Marks v. Koch: Was it worth it? |

Marks v. Koch: Was it worth it?

A local district judge has ordered the city of Aspen to pay 2009 mayoral candidate Marilyn Marks a little more than $195,000 for attorneys fees related to her battle to examine ballot images from that election, which was won by former Mayor Mick Ireland.

The City Council has agreed to pay the amount, and we couldn’t be happier. In the big picture, the payment will end a nearly 5-year-old battle of wills and egos related to a matter about which only the most ardent Marks or Ireland supporter probably cared. In the small view, a lot of time, money and ink was spent by news media over an issue — Marks’ right to view the images; the city’s contention that it must protect the privacy of its voters — that ultimately was not high on the overall community’s list of concerns.

To recap, briefly: Ireland defeated Marks in the May 2009 municipal election, which relied on a a software system called Instant Runoff Voting, designed to avoid the expense of a runoff. (That system soon was scrapped by Aspen voters.) Marks was critical of the system and asked for digital copies of the ballot images, and the city denied her request, citing state law and the public’s right to a secret ballot.

Marks filed a lawsuit in October 2009 (Marks v. Koch, naming City Clerk Kathryn Koch as the defendant). District Judge James Boyd dismissed the case in March 2010. Marks appealed, and the state Court of Appeals in September 2011 ruled in her favor. The city filed a writ of certiorari in November 2011 asking the Colorado Supreme Court to hear the case, but the higher court in the summer of 2012 declined — thus handing Marks the win and avoiding the extra-innings play.

While Marks was provided CDs containing some 2,500 ballot images from the election, she admits she hasn’t viewed them, given the time she has spent in recent years as an advocate for open elections in other parts of the state. In essence, hers was more of a philosophical victory. Meanwhile, the two sides have been battling over Marks’ legal fees.

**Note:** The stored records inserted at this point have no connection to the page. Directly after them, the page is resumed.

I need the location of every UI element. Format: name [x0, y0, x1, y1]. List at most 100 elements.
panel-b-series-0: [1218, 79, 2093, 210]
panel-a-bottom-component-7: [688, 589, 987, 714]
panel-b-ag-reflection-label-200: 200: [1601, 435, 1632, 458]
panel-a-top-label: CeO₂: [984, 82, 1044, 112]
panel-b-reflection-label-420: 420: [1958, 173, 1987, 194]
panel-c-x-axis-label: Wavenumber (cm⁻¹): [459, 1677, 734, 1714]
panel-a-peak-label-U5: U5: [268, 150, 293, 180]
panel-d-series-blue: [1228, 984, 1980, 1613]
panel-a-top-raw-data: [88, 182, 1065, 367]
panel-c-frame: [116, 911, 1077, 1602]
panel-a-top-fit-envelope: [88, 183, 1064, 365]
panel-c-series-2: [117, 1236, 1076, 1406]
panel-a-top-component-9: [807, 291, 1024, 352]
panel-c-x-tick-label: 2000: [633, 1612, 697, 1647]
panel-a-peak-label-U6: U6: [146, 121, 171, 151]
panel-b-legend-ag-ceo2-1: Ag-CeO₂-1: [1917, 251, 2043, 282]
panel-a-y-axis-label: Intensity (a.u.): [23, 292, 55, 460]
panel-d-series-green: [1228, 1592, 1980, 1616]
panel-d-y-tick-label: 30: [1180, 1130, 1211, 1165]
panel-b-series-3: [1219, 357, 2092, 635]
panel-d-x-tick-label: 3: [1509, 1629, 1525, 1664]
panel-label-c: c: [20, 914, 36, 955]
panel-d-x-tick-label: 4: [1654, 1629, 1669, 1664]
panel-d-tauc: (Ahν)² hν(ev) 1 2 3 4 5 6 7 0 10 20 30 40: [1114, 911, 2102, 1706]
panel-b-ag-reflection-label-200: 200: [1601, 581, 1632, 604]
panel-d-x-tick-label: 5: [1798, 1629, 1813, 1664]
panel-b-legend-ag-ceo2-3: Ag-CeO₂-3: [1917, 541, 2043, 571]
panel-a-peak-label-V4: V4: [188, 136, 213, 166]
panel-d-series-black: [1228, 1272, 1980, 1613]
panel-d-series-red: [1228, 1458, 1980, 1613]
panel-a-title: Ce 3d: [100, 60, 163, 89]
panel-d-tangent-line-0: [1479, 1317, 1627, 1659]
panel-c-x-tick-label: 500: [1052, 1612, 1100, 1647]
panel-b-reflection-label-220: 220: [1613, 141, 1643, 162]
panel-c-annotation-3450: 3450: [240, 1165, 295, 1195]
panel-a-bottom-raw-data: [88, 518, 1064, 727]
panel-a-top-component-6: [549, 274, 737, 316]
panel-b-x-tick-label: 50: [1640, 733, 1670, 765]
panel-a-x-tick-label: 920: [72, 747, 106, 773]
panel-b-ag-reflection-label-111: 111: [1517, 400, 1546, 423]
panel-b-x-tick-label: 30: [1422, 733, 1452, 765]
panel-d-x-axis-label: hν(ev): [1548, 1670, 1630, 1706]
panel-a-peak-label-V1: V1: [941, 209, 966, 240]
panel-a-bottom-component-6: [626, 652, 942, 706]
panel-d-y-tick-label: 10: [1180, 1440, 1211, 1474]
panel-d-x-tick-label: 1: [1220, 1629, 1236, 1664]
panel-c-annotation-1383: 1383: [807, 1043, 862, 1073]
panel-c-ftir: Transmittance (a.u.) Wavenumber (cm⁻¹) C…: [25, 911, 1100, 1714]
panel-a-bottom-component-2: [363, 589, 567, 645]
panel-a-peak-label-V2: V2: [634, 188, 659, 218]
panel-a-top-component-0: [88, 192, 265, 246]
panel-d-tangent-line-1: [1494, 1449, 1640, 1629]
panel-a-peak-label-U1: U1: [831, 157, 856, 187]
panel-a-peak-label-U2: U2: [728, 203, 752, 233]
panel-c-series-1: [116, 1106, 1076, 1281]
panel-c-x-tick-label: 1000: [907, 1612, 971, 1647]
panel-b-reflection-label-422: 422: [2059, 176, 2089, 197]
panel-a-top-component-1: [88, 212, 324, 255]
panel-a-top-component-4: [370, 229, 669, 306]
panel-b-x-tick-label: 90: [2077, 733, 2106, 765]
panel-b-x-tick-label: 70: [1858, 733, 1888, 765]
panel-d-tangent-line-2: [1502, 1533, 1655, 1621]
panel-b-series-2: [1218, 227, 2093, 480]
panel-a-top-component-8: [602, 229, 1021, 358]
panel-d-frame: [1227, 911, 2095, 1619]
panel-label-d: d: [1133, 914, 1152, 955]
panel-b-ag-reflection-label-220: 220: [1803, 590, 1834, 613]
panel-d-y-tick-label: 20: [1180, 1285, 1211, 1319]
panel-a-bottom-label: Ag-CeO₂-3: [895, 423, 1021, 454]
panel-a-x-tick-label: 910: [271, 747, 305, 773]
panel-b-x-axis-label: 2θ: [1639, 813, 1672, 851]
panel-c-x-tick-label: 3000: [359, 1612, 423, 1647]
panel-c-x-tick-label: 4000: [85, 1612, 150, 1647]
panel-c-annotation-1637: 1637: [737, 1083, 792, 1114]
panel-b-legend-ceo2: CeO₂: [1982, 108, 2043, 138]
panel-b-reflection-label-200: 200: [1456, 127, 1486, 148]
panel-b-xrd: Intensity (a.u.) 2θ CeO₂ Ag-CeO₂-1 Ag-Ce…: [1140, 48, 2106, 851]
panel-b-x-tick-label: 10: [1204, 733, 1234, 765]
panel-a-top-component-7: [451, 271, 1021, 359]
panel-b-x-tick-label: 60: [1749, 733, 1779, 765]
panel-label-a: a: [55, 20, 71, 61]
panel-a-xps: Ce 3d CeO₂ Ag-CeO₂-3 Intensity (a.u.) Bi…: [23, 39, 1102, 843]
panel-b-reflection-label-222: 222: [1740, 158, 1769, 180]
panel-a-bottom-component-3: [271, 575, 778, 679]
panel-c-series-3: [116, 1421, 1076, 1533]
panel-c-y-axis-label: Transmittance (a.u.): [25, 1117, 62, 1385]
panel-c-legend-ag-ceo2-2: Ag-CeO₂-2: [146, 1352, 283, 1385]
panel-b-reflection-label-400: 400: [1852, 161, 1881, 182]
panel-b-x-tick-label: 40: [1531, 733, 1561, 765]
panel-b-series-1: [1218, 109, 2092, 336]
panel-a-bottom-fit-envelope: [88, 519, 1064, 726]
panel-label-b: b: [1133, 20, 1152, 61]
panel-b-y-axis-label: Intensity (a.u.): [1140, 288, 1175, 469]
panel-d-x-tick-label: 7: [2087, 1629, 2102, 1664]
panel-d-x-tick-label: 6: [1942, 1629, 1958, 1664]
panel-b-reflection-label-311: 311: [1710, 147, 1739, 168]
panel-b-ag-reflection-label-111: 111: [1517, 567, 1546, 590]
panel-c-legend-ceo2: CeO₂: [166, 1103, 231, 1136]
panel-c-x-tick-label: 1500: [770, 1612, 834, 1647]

She claimed that she was owed slightly more than $407,000, an amount the city argued was too high. As judges often do, Boyd split the baby, so to speak, coming up with an amount his court deemed as reasonable.

In November 2011, Marks sued the city over the right to inspect actual paper ballots from the May 2011 municipal election, in which Ireland won a third and final term as mayor. The city filed a motion for summary judgment in that matter, and District Judge Gail Nichols ruled against Marks in August 2012, saying that at the time Marks filed suit, the state had no provision for making paper ballots available for public inspection. Marks appealed Nichols’ decision, but the appellate court declared the issue moot.

City Attorney Jim True said Tuesday that he believes all litigation between the city and Marks is basically finished. Both sides will claim victory to varying degrees: Marks, because the Instant Runoff Voting system is part of Aspen history and the city was forced to turn over images from the 2009 election; the city, because the court ruled that it did not have to supply her with all of the images, such as 130 that had distinguishing marks that might have identified certain voters.

Marks always has insisted that her fight with the city was not about the election result, and that may be true. The city always claimed that it has countered Marks’ actions on the grounds that state law preserved voter secrecy.

Great. A philosophical election issue was tackled to the fullest. Marks was a thorn in the side of the city for the better part of five years, and the city spent more than 350 hours of its time dealing with her legal wranglings.

But we are left to wonder, in hindsight, was it gobbledygook — much ado about nothing?